C’est d’ailleurs sur des créneaux particuliers que la solution s’est surtout démarquée, comme la lecture de médias de haute qualité et le streaming live. Silverlight a notamment permis de diffuser en direct et en HD divers évènements sportifs comme les Jeux Olympiques ou Roland Garros.
Et quel est le prochain périphérique de consommation de masse de médias ? C’est en effet sur smartphone, via son système Windows Phone, que Microsoft soutient le plus Silverlight. Il faut dire que sans applications de qualité, le téléphone ne décollera pas. Il est donc fort probable que ces investissements soient durables.
D’autant qu’une rumeur assez persistante dit que la prochaine version de WPF marquerait l’unification de Silverlight et Silverlight pour Windows Phone, autorisant les applications développées pour Windows Phone à tourner sur Windows 8. Microsoft se rapprocherait alors davantage des pratiques à succès initiées par Apple sur iPad et iPhone, avec un développement pour plusieurs périphériques (PC de bureau, tablettes, mobiles).
Microsoft et les développeurs Web
Et c’est à ce moment-là que la stratégie de Microsoft devient difficile à lire car à en croire les récentes annonces sur Windows 8, le système d’exploitation disposera d’une interface alternative exécutant les applications HTML5. Microsoft compterait donc doper son système en tournant le dos à Silverlight ?
Cela peut se comprendre. Nous sommes à l’aube d’une guerre des Application Stores entre les plus gros acteurs de la scène logicielle. Et pour convaincre le public, nul doute que les chiffres seront mis en avant (même s’ils ne représentent en rien la qualité et l’intérêt des applications disponibles).

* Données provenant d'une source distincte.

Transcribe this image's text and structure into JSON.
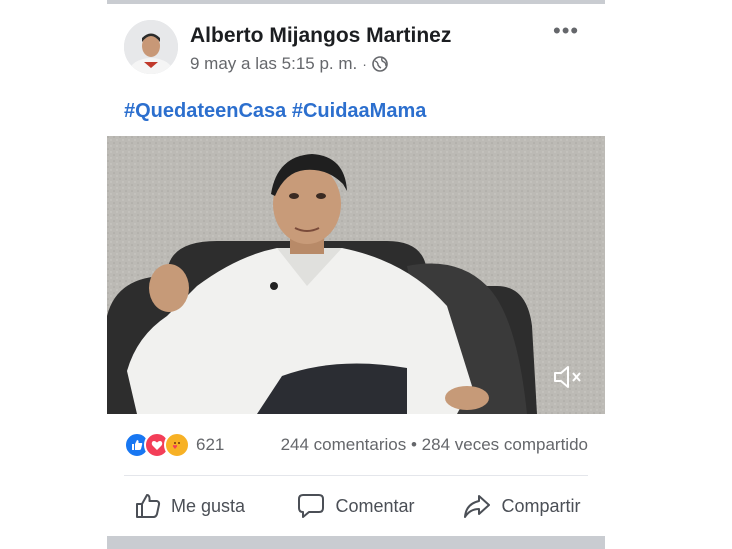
{
  "post": {
    "author": "Alberto Mijangos Martinez",
    "timestamp": "9 may a las 5:15 p. m.",
    "separator": "·",
    "privacy_icon": "globe-icon",
    "more_label": "•••",
    "hashtags": [
      "#QuedateenCasa",
      "#CuidaaMama"
    ]
  },
  "video": {
    "mute_icon": "speaker-muted-icon"
  },
  "engagement": {
    "reactions": [
      "like",
      "love",
      "care"
    ],
    "reaction_count": "621",
    "comments": "244 comentarios",
    "dot": "•",
    "shares": "284 veces compartido"
  },
  "actions": {
    "like": "Me gusta",
    "comment": "Comentar",
    "share": "Compartir"
  },
  "colors": {
    "hashtag": "#2c6fce",
    "like": "#1877f2",
    "love": "#f33e58",
    "care": "#f7b125"
  }
}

Commercialement, cela a du sens. D’un point de vue technologique aussi, car le nombre de développeurs Web est bien plus élevé que celui des développeurs spécialisés dans les technologies Microsoft.

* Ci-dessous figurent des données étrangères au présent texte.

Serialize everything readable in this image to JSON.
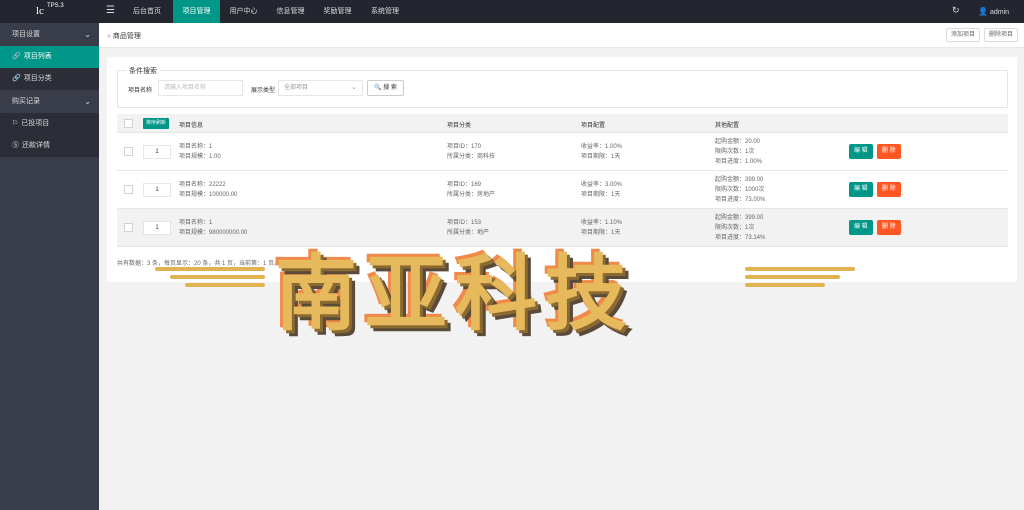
{
  "app": {
    "logo": "lc",
    "logo_sup": "TPS.3"
  },
  "topnav": [
    {
      "label": "后台首页",
      "active": false
    },
    {
      "label": "项目管理",
      "active": true
    },
    {
      "label": "用户中心",
      "active": false
    },
    {
      "label": "信息管理",
      "active": false
    },
    {
      "label": "奖励管理",
      "active": false
    },
    {
      "label": "系统管理",
      "active": false
    }
  ],
  "user": {
    "name": "admin"
  },
  "sidebar": {
    "group1": "项目设置",
    "items1": [
      {
        "label": "项目列表",
        "active": true
      },
      {
        "label": "项目分类",
        "active": false
      }
    ],
    "group2": "购买记录",
    "items2": [
      {
        "label": "已投项目",
        "active": false
      },
      {
        "label": "还款详情",
        "active": false
      }
    ]
  },
  "breadcrumb": {
    "title": "商品管理",
    "add_btn": "添加项目",
    "delete_btn": "删除项目"
  },
  "filter": {
    "legend": "条件搜索",
    "name_label": "项目名称",
    "name_placeholder": "请输入项目名称",
    "type_label": "展示类型",
    "type_value": "全部项目",
    "search_btn": "搜 索"
  },
  "table": {
    "sort_btn": "排序刷新",
    "headers": [
      "项目信息",
      "项目分类",
      "项目配置",
      "其他配置"
    ],
    "rows": [
      {
        "sort": "1",
        "name": "项目名称：1",
        "scale": "项目规模：1.00",
        "pid": "项目ID：170",
        "cat": "所属分类：商科技",
        "rate": "收益率：1.00%",
        "period": "项目期限：1天",
        "min": "起购金额：20.00",
        "limit": "限购次数：1次",
        "progress": "项目进度：1.00%"
      },
      {
        "sort": "1",
        "name": "项目名称：22222",
        "scale": "项目规模：100000.00",
        "pid": "项目ID：169",
        "cat": "所属分类：房地产",
        "rate": "收益率：3.00%",
        "period": "项目期限：1天",
        "min": "起购金额：399.00",
        "limit": "限购次数：1000次",
        "progress": "项目进度：73.00%"
      },
      {
        "sort": "1",
        "name": "项目名称：1",
        "scale": "项目规模：980000000.00",
        "pid": "项目ID：153",
        "cat": "所属分类：地产",
        "rate": "收益率：1.10%",
        "period": "项目期限：1天",
        "min": "起购金额：399.00",
        "limit": "限购次数：1次",
        "progress": "项目进度：73.14%"
      }
    ],
    "edit_label": "编 辑",
    "delete_label": "删 除",
    "footer": "共有数据：3 条，每页显示：20 条，共 1 页，当前第：1 页。"
  },
  "watermark": "南亚科技",
  "colors": {
    "accent": "#009688",
    "danger": "#ff5722",
    "topbar": "#23262e",
    "sidebar": "#393d49"
  }
}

Reste pour Microsoft un défi : celui de convaincre ces développeurs d’alimenter la plate-forme en applications. Si tous les développeurs Web s’intéressent à cette nouvelle norme, c’est surtout en tant qu’outil pour le développement… Web. Ils sont, pour la plupart, loin de vouloir développer des applications pour un système d’exploitation en particulier (et encore moins pour Windows). On est ici à l’opposé même des valeurs du Web.

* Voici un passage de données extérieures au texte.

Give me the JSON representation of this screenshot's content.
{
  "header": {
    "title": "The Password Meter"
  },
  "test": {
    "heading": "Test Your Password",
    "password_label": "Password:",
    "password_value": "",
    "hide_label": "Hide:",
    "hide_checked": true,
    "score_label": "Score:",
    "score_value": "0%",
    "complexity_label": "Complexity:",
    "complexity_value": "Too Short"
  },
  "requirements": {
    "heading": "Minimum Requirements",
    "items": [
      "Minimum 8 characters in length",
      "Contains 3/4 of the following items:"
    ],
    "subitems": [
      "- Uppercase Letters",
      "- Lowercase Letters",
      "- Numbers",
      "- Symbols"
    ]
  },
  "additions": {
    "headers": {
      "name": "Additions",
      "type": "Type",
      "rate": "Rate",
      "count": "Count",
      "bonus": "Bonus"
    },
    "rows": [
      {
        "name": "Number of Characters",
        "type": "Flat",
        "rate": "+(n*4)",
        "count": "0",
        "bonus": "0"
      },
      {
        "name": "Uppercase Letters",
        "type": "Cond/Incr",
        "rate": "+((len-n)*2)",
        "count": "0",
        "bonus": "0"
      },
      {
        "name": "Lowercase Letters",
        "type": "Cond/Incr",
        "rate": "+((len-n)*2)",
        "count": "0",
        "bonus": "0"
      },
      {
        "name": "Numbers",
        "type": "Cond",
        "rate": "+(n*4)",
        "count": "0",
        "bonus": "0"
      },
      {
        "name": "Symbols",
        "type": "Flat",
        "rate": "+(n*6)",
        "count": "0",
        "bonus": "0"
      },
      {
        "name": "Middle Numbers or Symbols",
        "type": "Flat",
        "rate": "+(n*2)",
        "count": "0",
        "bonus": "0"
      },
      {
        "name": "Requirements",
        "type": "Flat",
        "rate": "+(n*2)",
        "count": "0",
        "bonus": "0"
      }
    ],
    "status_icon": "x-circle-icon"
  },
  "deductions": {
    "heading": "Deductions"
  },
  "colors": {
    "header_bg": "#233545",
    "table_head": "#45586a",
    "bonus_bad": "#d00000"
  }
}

Fréquentant beaucoup de développeurs Web, je constate également une autre tendance : la plupart de leurs conférences techniques passent au moins 20 % de leur temps à souligner les défauts d’Internet Explorer 7, 8 et même 9 pour l’implémentation des nouvelles techniques issues des standards. Animations CSS, Responsive Design… tout cela fonctionne bien sur Chrome, Firefox et Safari, mais pas sous IE. Une bien mauvaise vitrine pour Microsoft qui, malgré les annonces successives, n’arrive pas à convaincre.
Alors même si certaines initiatives vont dans le bon sens, comme le récent package pour Visual Studio permettant de développer des sites ASP.NET en HTML5 et CSS3, cela suffira-t-il pour que quelques développeurs Web raccrochent le wagon Windows 8 ? Rien n’est moins sûr.